I stepped closer, every instinct screaming caution. “What is it?”
“Unwrap it,” Morgath said smoothly. “We are all curious.”
Kael moved as if to stop me, but I shook my head, the decision settling heavily in my chest. Whatever this was, it had been meant for me. Avoidance would not change that.
I pulled back the cloth.
A mirror lay beneath it, small and unassuming, its surface darkened as if smoked. The moment my fingers brushed the frame, a pulse of magic surged outward, sharp enough to make me gasp.
The glass shimmered, then cleared.
My own reflection stared back at me for a heartbeat, wide-eyed and pale. Then it shifted.
Luna appeared in the mirror, her face drawn, her eyes flicking nervously to something just out of frame. Relief and terror crashed into me at the same time.
“Sera?” she whispered.
My breath caught painfully in my throat. “Luna. Where are you?”
The image wavered, her voice strained. “I do not have much time. They are watching. I just wanted you to know…”
The mirror darkened abruptly, the image cutting off mid-sentence.
Silence slammed into the room.
My hands shook as I stared at the glass, my mind racing, fear and fury tangling into something dangerous. Around me, the council erupted into chaos, voices overlapping, accusations flying.

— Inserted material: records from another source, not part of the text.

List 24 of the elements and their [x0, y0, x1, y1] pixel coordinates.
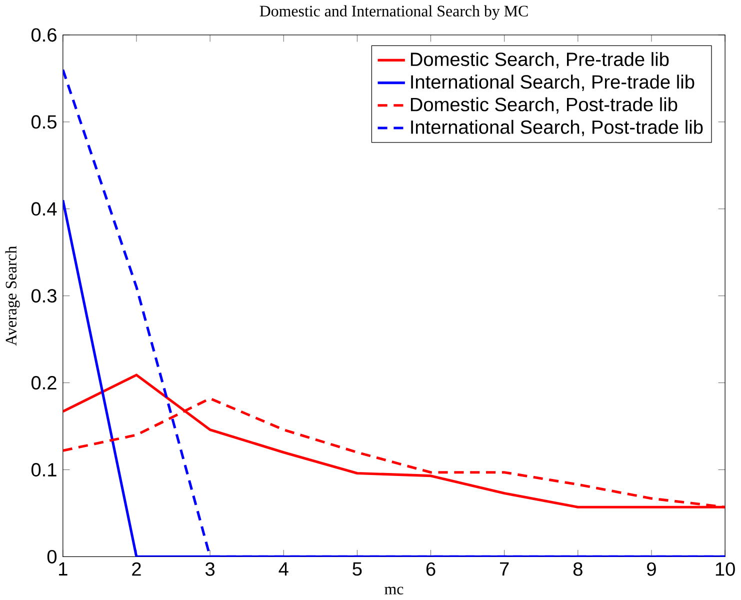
- legend-label: International Search, Pre-trade lib: [411, 74, 694, 92]
- x-axis-title: mc: [384, 586, 404, 595]
- legend-label: Domestic Search, Post-trade lib: [410, 97, 678, 114]
- x-tick-label: 1: [59, 562, 68, 576]
- y-axis-title: Average Search: [5, 246, 20, 346]
- y-tick-label: 0.5: [31, 115, 56, 129]
- y-tick-label: 0.6: [31, 28, 56, 42]
- x-tick-label: 9: [647, 562, 656, 576]
- chart-title: Domestic and International Search by MC: [260, 5, 528, 20]
- legend-label: Domestic Search, Pre-trade lib: [410, 52, 669, 68]
- y-tick-label: 0: [47, 550, 57, 564]
- x-tick-label: 6: [426, 562, 436, 576]
- y-tick-label: 0.3: [31, 289, 56, 303]
- x-tick-label: 5: [352, 562, 362, 576]
- x-tick-label: 8: [573, 562, 582, 576]
- x-tick-label: 7: [500, 562, 509, 576]
- x-tick-label: 10: [716, 562, 735, 576]
- x-tick-label: 2: [132, 562, 141, 576]
- y-tick-label: 0.2: [31, 376, 56, 390]
- x-tick-label: 4: [278, 562, 288, 576]
- y-tick-label: 0.4: [31, 202, 57, 216]
- x-tick-label: 3: [205, 562, 215, 576]
- y-tick-label: 0.1: [31, 463, 56, 477]
- legend-label: International Search, Post-trade lib: [411, 120, 703, 136]
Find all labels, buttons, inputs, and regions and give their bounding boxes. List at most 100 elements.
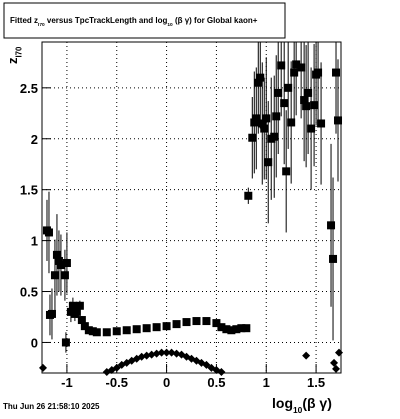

Morgath’s laughter cut through it all, soft and satisfied. “It seems,” he said, pushing away from the wall, “that peace has already come at a price.”
Kael’s hand closed around mine, tight and unyielding, the bond flaring with his barely restrained rage.
And somewhere deep inside me, something old and dark stirred, because if this was the opening move of their next game, then I was done playing by anyone else’s rules.
I looked up, meeting Morgath’s gaze, and knew with chilling certainty that this was only the beginning.